Multi-worker workloads are only per-worker decision deterministic, not sequence-identical. With workers >= 2, replay diverges within the first ~25-50 statements per worker, and it's a real logic-level divergence, not log noise. Root cause: action::find_random_table() (core/src/action/helper.cpp) draws rand.random_number(0, metaCtx.size() - 1) against the shared Metadata object, and DDL actions check metaCtx.size() against max_table_count before consuming further RNG draws. metaCtx.size() changes concurrently as other workers create/drop tables, so the same RNG draw can pick a different table (or consume a different number of draws) depending on cross-worker timing. That timing is real wall-clock thread scheduling and is not reproducible. Each worker's own RNG stream is still deterministic in isolation - what's not deterministic is how its draws interact with concurrent mutations to shared metadata.

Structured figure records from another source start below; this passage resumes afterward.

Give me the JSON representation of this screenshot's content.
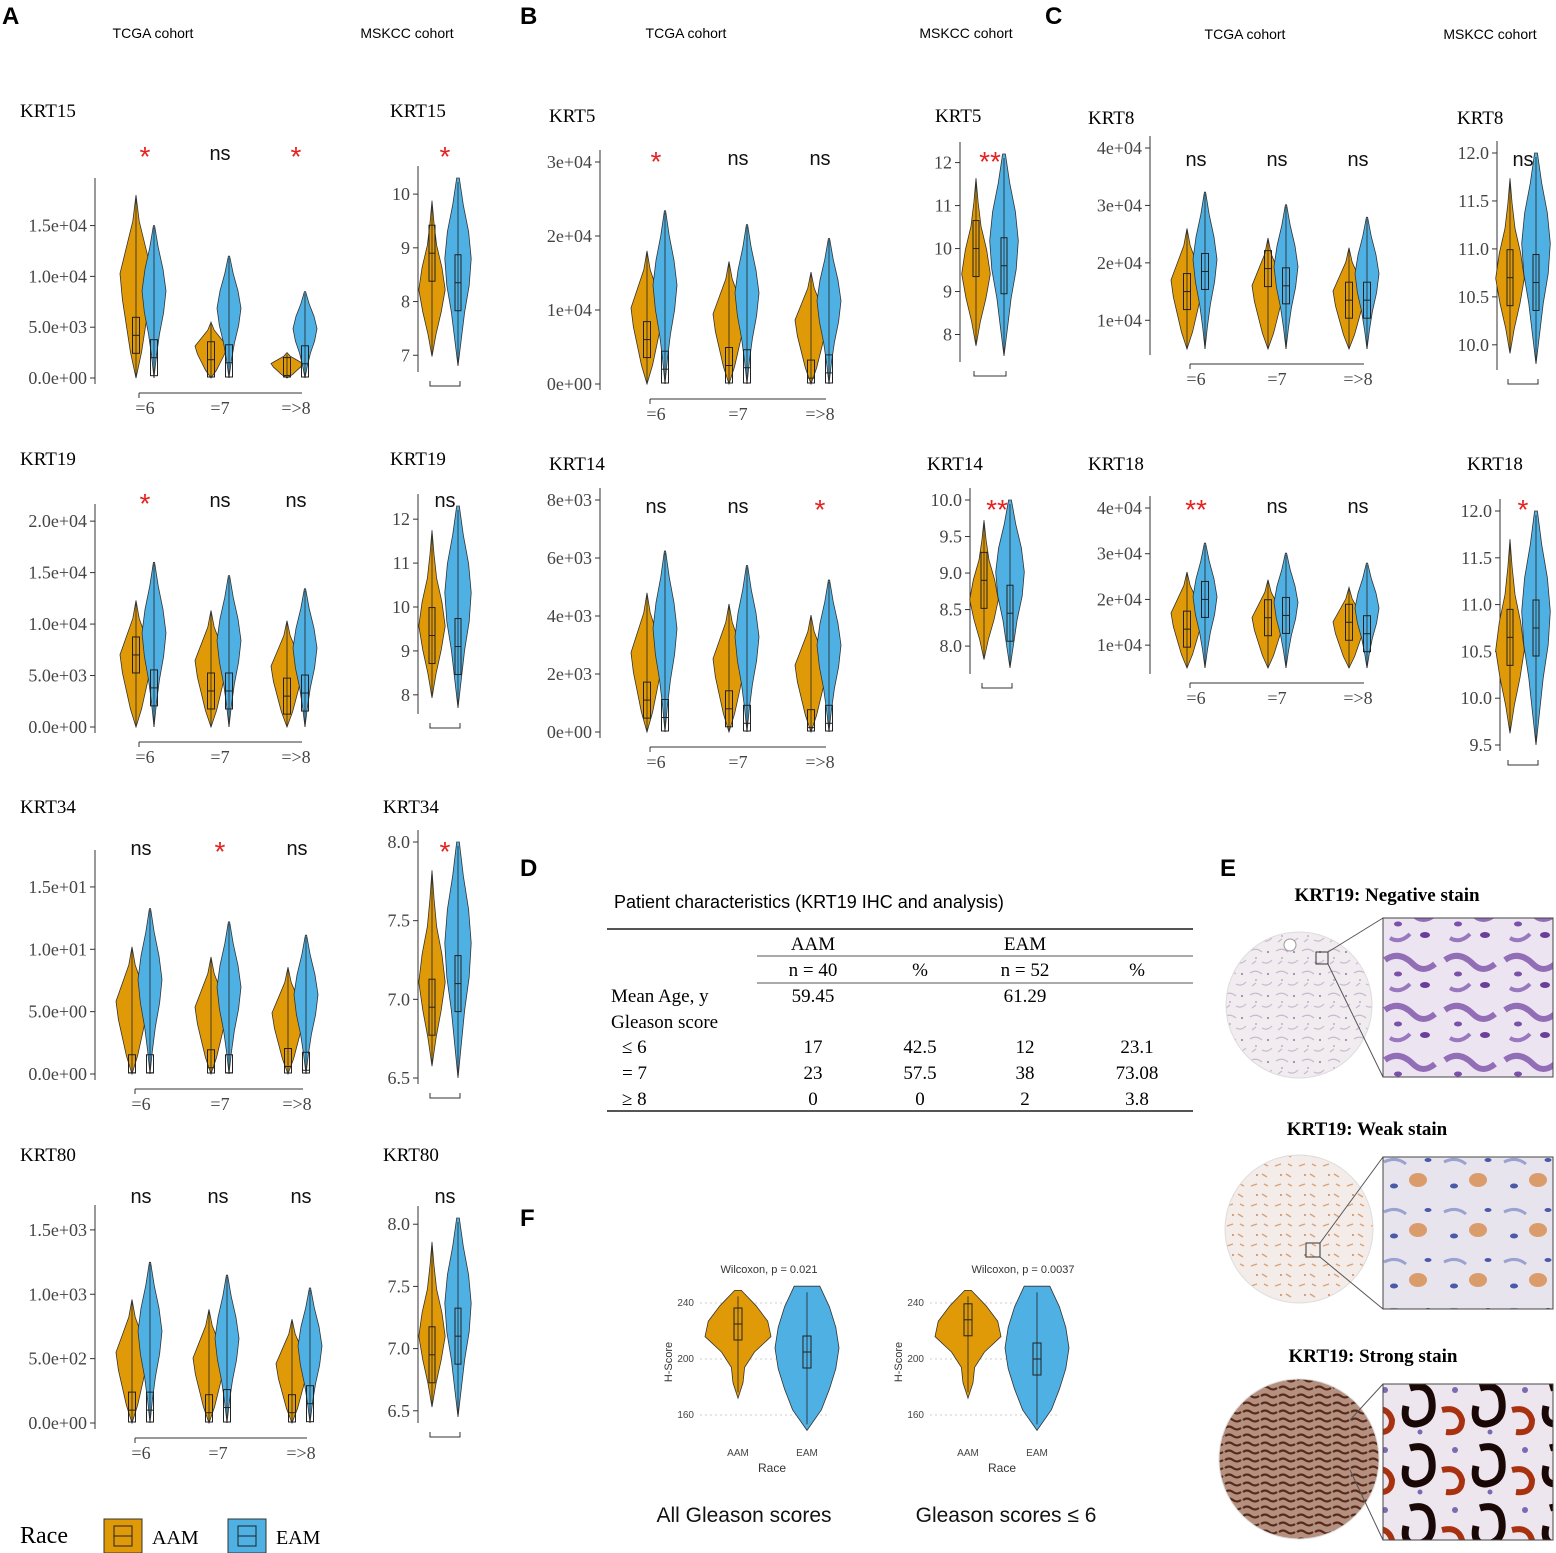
{
  "panel_letters": [
    "A",
    "B",
    "C",
    "D",
    "E",
    "F"
  ],
  "headers": [
    {
      "tcga": "TCGA cohort",
      "mskcc": "MSKCC cohort"
    },
    {
      "tcga": "TCGA cohort",
      "mskcc": "MSKCC cohort"
    },
    {
      "tcga": "TCGA cohort",
      "mskcc": "MSKCC cohort"
    }
  ],
  "colors": {
    "aam": "#E09A08",
    "eam": "#4FB0E4",
    "sig": "#E8201F"
  },
  "chart_data": [
    {
      "type": "violin",
      "gene": "KRT15",
      "cohort": "TCGA",
      "categories": [
        "=6",
        "=7",
        "=>8"
      ],
      "ticks": [
        "0.0e+00",
        "5.0e+03",
        "1.0e+04",
        "1.5e+04"
      ],
      "ylim": [
        0,
        18500
      ],
      "series": [
        {
          "name": "AAM",
          "medians": [
            4200,
            1800,
            250
          ],
          "maxima": [
            18000,
            5500,
            2500
          ]
        },
        {
          "name": "EAM",
          "medians": [
            2000,
            1500,
            1400
          ],
          "maxima": [
            15000,
            12000,
            8500
          ]
        }
      ],
      "significance": [
        "*",
        "ns",
        "*"
      ]
    },
    {
      "type": "violin",
      "gene": "KRT15",
      "cohort": "MSKCC",
      "ticks": [
        "7",
        "8",
        "9",
        "10"
      ],
      "ylim": [
        6.8,
        10.3
      ],
      "series": [
        {
          "name": "AAM",
          "median": 8.9
        },
        {
          "name": "EAM",
          "median": 8.35
        }
      ],
      "significance": "*"
    },
    {
      "type": "violin",
      "gene": "KRT19",
      "cohort": "TCGA",
      "categories": [
        "=6",
        "=7",
        "=>8"
      ],
      "ticks": [
        "0.0e+00",
        "5.0e+03",
        "1.0e+04",
        "1.5e+04",
        "2.0e+04"
      ],
      "ylim": [
        0,
        20500
      ],
      "series": [
        {
          "name": "AAM",
          "medians": [
            7000,
            3500,
            3000
          ]
        },
        {
          "name": "EAM",
          "medians": [
            3800,
            3500,
            3300
          ]
        }
      ],
      "significance": [
        "*",
        "ns",
        "ns"
      ]
    },
    {
      "type": "violin",
      "gene": "KRT19",
      "cohort": "MSKCC",
      "ticks": [
        "8",
        "9",
        "10",
        "11",
        "12"
      ],
      "ylim": [
        7.7,
        12.3
      ],
      "series": [
        {
          "name": "AAM",
          "median": 9.35
        },
        {
          "name": "EAM",
          "median": 9.1
        }
      ],
      "significance": "ns"
    },
    {
      "type": "violin",
      "gene": "KRT34",
      "cohort": "TCGA",
      "categories": [
        "=6",
        "=7",
        "=>8"
      ],
      "ticks": [
        "0.0e+00",
        "5.0e+00",
        "1.0e+01",
        "1.5e+01"
      ],
      "ylim": [
        0,
        17
      ],
      "series": [
        {
          "name": "AAM",
          "medians": [
            0.1,
            0.5,
            0.6
          ]
        },
        {
          "name": "EAM",
          "medians": [
            0.1,
            0.1,
            0.3
          ]
        }
      ],
      "significance": [
        "ns",
        "*",
        "ns"
      ]
    },
    {
      "type": "violin",
      "gene": "KRT34",
      "cohort": "MSKCC",
      "ticks": [
        "6.5",
        "7.0",
        "7.5",
        "8.0"
      ],
      "ylim": [
        6.5,
        8.0
      ],
      "series": [
        {
          "name": "AAM",
          "median": 6.95
        },
        {
          "name": "EAM",
          "median": 7.1
        }
      ],
      "significance": "*"
    },
    {
      "type": "violin",
      "gene": "KRT80",
      "cohort": "TCGA",
      "categories": [
        "=6",
        "=7",
        "=>8"
      ],
      "ticks": [
        "0.0e+00",
        "5.0e+02",
        "1.0e+03",
        "1.5e+03"
      ],
      "ylim": [
        0,
        1600
      ],
      "series": [
        {
          "name": "AAM",
          "medians": [
            100,
            80,
            80
          ]
        },
        {
          "name": "EAM",
          "medians": [
            100,
            120,
            150
          ]
        }
      ],
      "significance": [
        "ns",
        "ns",
        "ns"
      ]
    },
    {
      "type": "violin",
      "gene": "KRT80",
      "cohort": "MSKCC",
      "ticks": [
        "6.5",
        "7.0",
        "7.5",
        "8.0"
      ],
      "ylim": [
        6.45,
        8.05
      ],
      "series": [
        {
          "name": "AAM",
          "median": 6.95
        },
        {
          "name": "EAM",
          "median": 7.1
        }
      ],
      "significance": "ns"
    },
    {
      "type": "violin",
      "gene": "KRT5",
      "cohort": "TCGA",
      "categories": [
        "=6",
        "=7",
        "=>8"
      ],
      "ticks": [
        "0e+00",
        "1e+04",
        "2e+04",
        "3e+04"
      ],
      "ylim": [
        0,
        30000
      ],
      "series": [
        {
          "name": "AAM",
          "medians": [
            6000,
            2500,
            800
          ]
        },
        {
          "name": "EAM",
          "medians": [
            2000,
            2200,
            1500
          ]
        }
      ],
      "significance": [
        "*",
        "ns",
        "ns"
      ]
    },
    {
      "type": "violin",
      "gene": "KRT5",
      "cohort": "MSKCC",
      "ticks": [
        "8",
        "9",
        "10",
        "11",
        "12"
      ],
      "ylim": [
        7.5,
        12.2
      ],
      "series": [
        {
          "name": "AAM",
          "median": 10.0
        },
        {
          "name": "EAM",
          "median": 9.6
        }
      ],
      "significance": "**"
    },
    {
      "type": "violin",
      "gene": "KRT14",
      "cohort": "TCGA",
      "categories": [
        "=6",
        "=7",
        "=>8"
      ],
      "ticks": [
        "0e+00",
        "2e+03",
        "4e+03",
        "6e+03",
        "8e+03"
      ],
      "ylim": [
        0,
        8000
      ],
      "series": [
        {
          "name": "AAM",
          "medians": [
            1100,
            800,
            150
          ]
        },
        {
          "name": "EAM",
          "medians": [
            500,
            300,
            300
          ]
        }
      ],
      "significance": [
        "ns",
        "ns",
        "*"
      ]
    },
    {
      "type": "violin",
      "gene": "KRT14",
      "cohort": "MSKCC",
      "ticks": [
        "8.0",
        "8.5",
        "9.0",
        "9.5",
        "10.0"
      ],
      "ylim": [
        7.7,
        10.0
      ],
      "series": [
        {
          "name": "AAM",
          "median": 8.9
        },
        {
          "name": "EAM",
          "median": 8.45
        }
      ],
      "significance": "**"
    },
    {
      "type": "violin",
      "gene": "KRT8",
      "cohort": "TCGA",
      "categories": [
        "=6",
        "=7",
        "=>8"
      ],
      "ticks": [
        "1e+04",
        "2e+04",
        "3e+04",
        "4e+04"
      ],
      "ylim": [
        5000,
        40000
      ],
      "series": [
        {
          "name": "AAM",
          "medians": [
            15000,
            19000,
            13500
          ]
        },
        {
          "name": "EAM",
          "medians": [
            18500,
            16000,
            13500
          ]
        }
      ],
      "significance": [
        "ns",
        "ns",
        "ns"
      ]
    },
    {
      "type": "violin",
      "gene": "KRT8",
      "cohort": "MSKCC",
      "ticks": [
        "10.0",
        "10.5",
        "11.0",
        "11.5",
        "12.0"
      ],
      "ylim": [
        9.8,
        12.0
      ],
      "series": [
        {
          "name": "AAM",
          "median": 10.7
        },
        {
          "name": "EAM",
          "median": 10.65
        }
      ],
      "significance": "ns"
    },
    {
      "type": "violin",
      "gene": "KRT18",
      "cohort": "TCGA",
      "categories": [
        "=6",
        "=7",
        "=>8"
      ],
      "ticks": [
        "1e+04",
        "2e+04",
        "3e+04",
        "4e+04"
      ],
      "ylim": [
        5000,
        40000
      ],
      "series": [
        {
          "name": "AAM",
          "medians": [
            13500,
            16000,
            15000
          ]
        },
        {
          "name": "EAM",
          "medians": [
            20000,
            16500,
            12500
          ]
        }
      ],
      "significance": [
        "**",
        "ns",
        "ns"
      ]
    },
    {
      "type": "violin",
      "gene": "KRT18",
      "cohort": "MSKCC",
      "ticks": [
        "9.5",
        "10.0",
        "10.5",
        "11.0",
        "11.5",
        "12.0"
      ],
      "ylim": [
        9.5,
        12.0
      ],
      "series": [
        {
          "name": "AAM",
          "median": 10.65
        },
        {
          "name": "EAM",
          "median": 10.75
        }
      ],
      "significance": "*"
    },
    {
      "type": "violin",
      "gene": "KRT19",
      "panel": "F-left",
      "title": "Wilcoxon, p = 0.021",
      "ylabel": "H-Score",
      "xlabel": "Race",
      "categories": [
        "AAM",
        "EAM"
      ],
      "ticks": [
        "160",
        "200",
        "240"
      ],
      "ylim": [
        145,
        255
      ],
      "series": [
        {
          "name": "AAM",
          "median": 225
        },
        {
          "name": "EAM",
          "median": 205
        }
      ],
      "caption": "All Gleason scores"
    },
    {
      "type": "violin",
      "gene": "KRT19",
      "panel": "F-right",
      "title": "Wilcoxon, p = 0.0037",
      "ylabel": "H-Score",
      "xlabel": "Race",
      "categories": [
        "AAM",
        "EAM"
      ],
      "ticks": [
        "160",
        "200",
        "240"
      ],
      "ylim": [
        145,
        255
      ],
      "series": [
        {
          "name": "AAM",
          "median": 228
        },
        {
          "name": "EAM",
          "median": 200
        }
      ],
      "caption": "Gleason scores ≤ 6"
    }
  ],
  "legend": {
    "title": "Race",
    "items": [
      "AAM",
      "EAM"
    ]
  },
  "table": {
    "title": "Patient characteristics (KRT19 IHC and analysis)",
    "group_headers": [
      "AAM",
      "EAM"
    ],
    "sub_headers": [
      "n = 40",
      "%",
      "n = 52",
      "%"
    ],
    "rows": [
      {
        "label": "Mean Age, y",
        "cells": [
          "59.45",
          "",
          "61.29",
          ""
        ]
      },
      {
        "label": "Gleason score",
        "cells": [
          "",
          "",
          "",
          ""
        ]
      },
      {
        "label": "≤ 6",
        "cells": [
          "17",
          "42.5",
          "12",
          "23.1"
        ]
      },
      {
        "label": "= 7",
        "cells": [
          "23",
          "57.5",
          "38",
          "73.08"
        ]
      },
      {
        "label": "≥ 8",
        "cells": [
          "0",
          "0",
          "2",
          "3.8"
        ]
      }
    ]
  },
  "ihc": {
    "titles": [
      "KRT19: Negative stain",
      "KRT19: Weak stain",
      "KRT19: Strong stain"
    ]
  }
}
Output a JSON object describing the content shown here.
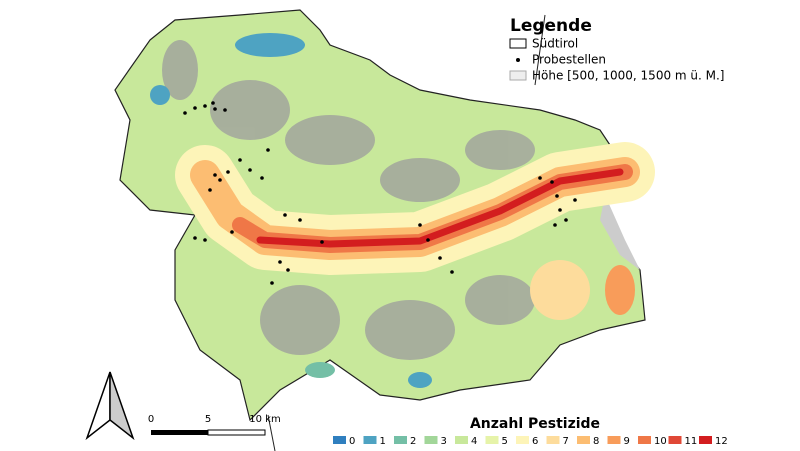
{
  "legend": {
    "title": "Legende",
    "items": [
      "Südtirol",
      "Probestellen",
      "Höhe [500, 1000, 1500 m ü. M.]"
    ]
  },
  "scalebar": {
    "labels": [
      "0",
      "5",
      "10 km"
    ]
  },
  "colorbar": {
    "title": "Anzahl Pestizide",
    "classes": [
      {
        "label": "0",
        "color": "#2f7fbf"
      },
      {
        "label": "1",
        "color": "#4ea3c2"
      },
      {
        "label": "2",
        "color": "#74bfa6"
      },
      {
        "label": "3",
        "color": "#a2d699"
      },
      {
        "label": "4",
        "color": "#c8e89b"
      },
      {
        "label": "5",
        "color": "#e6f3a9"
      },
      {
        "label": "6",
        "color": "#fdf4b8"
      },
      {
        "label": "7",
        "color": "#fddc9c"
      },
      {
        "label": "8",
        "color": "#fcbd72"
      },
      {
        "label": "9",
        "color": "#f89c5a"
      },
      {
        "label": "10",
        "color": "#ef7747"
      },
      {
        "label": "11",
        "color": "#e04836"
      },
      {
        "label": "12",
        "color": "#d31d1f"
      }
    ]
  }
}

Other things worth knowing when relying on determinism:

  • The workload is duration-cut, not count-cut: two runs of the same seed legitimately stop at slightly different statement counts (wall-clock jitter).
  • The server's own per-backend PRNG (used by SQL like ORDER BY random() LIMIT n) is separate from StormWeaver's seeded RNG and must be seeded independently (e.g. SELECT setseed(0.42) on connect) if you need row-selection to replay too.
  • autovacuum runs on wall-clock timing and can shift row placement between runs; disable it if that would leak into random()-based row picks.

Known limitation: metadata divergence under concurrent DDL

StormWeaver's in-memory Metadata tracks what it believes the schema looks like, but concurrent DDL from multiple workers can make it diverge from the database's actual schema - this is a known limitation, not a bug to chase down per-scenario. A metadata rework is planned to close this gap. Until then:

  • Worker.validate_metadata() can fail on legitimate concurrent runs; scenarios should log a warning rather than fail hard on this (see scenarios/ci/basic.py).
  • .tsan-suppressions carries suppressions for known metadata::Metadata::Reservation races/deadlocks, parked for the same rework.
  • Prefer workers=1 (or accept only per-worker-decision determinism) for anything that needs reproducible results today.